25.04.2016

EU members disagree over method to beat corporate tax avoidance

Weeks on since the Panama Papers revelation, conversations have continued in regards to how European governments can protect their tax revenues moving forward. EU ministers have put forward plans to aggressively tackle tax abuse following the Mossack Fonseca leak. They are proposing swift action which means large companies formally disclose the taxes they pay and profits made in different countries. Whilst this is seen by many as a step in the right direction to clamp down on tax avoidance, others have warned against the proposals.
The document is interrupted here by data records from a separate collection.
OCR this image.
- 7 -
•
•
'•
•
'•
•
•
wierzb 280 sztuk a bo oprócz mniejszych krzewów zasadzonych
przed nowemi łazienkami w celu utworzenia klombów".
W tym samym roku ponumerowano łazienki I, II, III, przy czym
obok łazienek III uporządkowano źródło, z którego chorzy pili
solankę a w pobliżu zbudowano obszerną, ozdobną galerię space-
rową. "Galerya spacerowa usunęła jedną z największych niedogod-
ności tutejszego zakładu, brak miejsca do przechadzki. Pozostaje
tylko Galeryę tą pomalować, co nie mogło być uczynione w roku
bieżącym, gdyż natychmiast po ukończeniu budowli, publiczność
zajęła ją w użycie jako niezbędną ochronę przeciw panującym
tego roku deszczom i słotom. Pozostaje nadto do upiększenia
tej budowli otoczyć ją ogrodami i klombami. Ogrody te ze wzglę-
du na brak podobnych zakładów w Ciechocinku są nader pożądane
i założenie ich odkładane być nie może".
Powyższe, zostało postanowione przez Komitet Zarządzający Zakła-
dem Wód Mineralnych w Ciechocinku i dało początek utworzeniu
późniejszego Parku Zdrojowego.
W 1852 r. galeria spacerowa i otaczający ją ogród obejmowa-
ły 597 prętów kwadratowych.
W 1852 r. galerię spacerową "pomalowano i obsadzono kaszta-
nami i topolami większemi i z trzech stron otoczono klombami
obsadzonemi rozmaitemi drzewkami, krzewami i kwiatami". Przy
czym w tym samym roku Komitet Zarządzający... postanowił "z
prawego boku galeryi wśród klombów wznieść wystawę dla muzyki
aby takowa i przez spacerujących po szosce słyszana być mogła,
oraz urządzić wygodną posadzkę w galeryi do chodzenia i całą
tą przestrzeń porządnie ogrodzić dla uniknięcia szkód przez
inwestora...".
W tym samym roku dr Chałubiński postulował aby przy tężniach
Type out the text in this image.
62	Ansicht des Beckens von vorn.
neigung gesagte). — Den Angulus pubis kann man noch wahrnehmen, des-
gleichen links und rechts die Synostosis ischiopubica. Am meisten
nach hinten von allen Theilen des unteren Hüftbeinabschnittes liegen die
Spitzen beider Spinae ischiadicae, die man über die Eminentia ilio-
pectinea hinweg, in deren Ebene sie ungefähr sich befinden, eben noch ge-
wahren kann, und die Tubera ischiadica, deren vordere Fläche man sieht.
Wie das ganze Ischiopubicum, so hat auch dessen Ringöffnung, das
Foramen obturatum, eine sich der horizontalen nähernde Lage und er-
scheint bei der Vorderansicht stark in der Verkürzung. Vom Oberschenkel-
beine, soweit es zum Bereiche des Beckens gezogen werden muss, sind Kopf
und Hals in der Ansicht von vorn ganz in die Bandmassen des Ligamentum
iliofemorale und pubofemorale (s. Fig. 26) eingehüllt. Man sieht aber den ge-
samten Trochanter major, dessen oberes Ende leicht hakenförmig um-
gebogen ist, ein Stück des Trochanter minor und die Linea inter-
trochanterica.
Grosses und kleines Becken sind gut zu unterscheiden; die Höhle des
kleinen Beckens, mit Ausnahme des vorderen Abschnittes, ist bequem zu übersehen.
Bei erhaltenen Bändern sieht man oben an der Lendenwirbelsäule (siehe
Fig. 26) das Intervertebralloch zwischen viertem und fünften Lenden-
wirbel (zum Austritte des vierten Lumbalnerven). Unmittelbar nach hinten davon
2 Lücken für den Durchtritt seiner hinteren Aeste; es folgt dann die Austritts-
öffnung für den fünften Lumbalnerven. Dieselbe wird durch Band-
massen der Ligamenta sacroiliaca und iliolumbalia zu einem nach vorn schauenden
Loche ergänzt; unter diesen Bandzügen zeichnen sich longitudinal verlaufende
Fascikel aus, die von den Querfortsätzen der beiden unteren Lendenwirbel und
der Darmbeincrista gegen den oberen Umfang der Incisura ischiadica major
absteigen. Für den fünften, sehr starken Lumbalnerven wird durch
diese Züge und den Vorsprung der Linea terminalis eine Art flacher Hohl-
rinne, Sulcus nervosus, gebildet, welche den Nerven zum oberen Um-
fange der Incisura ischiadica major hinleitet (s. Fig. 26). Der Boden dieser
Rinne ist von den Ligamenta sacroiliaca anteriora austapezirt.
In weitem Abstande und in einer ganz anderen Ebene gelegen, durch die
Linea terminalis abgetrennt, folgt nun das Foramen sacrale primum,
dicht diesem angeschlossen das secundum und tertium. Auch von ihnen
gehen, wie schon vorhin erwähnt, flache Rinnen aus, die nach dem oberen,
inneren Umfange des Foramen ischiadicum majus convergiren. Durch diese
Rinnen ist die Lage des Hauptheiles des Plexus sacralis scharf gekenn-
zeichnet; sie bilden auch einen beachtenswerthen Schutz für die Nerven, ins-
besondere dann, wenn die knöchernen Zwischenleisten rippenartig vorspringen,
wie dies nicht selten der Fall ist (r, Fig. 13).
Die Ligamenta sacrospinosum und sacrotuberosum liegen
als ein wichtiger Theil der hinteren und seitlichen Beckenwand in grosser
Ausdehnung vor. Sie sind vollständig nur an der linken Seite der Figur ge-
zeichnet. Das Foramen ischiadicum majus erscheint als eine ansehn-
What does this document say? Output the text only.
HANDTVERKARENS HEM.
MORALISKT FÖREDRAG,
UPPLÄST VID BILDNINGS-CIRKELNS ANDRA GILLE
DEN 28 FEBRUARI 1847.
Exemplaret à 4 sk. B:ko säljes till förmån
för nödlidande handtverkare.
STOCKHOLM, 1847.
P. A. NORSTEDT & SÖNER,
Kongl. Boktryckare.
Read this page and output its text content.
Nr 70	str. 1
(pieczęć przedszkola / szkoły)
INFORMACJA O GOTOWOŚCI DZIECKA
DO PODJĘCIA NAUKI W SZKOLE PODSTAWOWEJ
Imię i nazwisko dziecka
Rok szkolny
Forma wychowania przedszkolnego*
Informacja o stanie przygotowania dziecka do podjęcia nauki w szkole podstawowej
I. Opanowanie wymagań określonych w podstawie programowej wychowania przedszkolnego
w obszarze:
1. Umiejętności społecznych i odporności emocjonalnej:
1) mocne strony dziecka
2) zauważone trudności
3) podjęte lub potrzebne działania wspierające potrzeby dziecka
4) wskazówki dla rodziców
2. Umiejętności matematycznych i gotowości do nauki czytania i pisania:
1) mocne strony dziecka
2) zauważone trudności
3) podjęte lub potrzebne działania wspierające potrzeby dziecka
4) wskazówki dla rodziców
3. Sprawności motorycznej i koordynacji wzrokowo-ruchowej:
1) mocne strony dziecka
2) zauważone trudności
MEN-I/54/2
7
Germany’s finance minister believes there should be caution against “lining someone up to be pilloried publicly”. Here at International Tax Search, we believe the proposals are a good idea to combat tax avoidance, but will be difficult to implement in practice.

The article mentions:

EU member states are at odds over plans to fight aggressive corporate tax avoidance, highlighting the bloc’s difficulties in responding to public outrage over the Panama Papers tax revelations with swift action. 

EU ministers have promised to move fast to tackle tax abuse following the leak of more than 11m documents from Mossack Fonseca, a secretive law firm specialising in setting up offshore companies in tax havens. 

At a meeting of finance ministers at the weekend, Finland’s Alexander Stubb described the revelations as a “game-changer”, while Michel Sapin, his French colleague, said it had been “intolerable for our citizens to see all these facts coming out day after day”.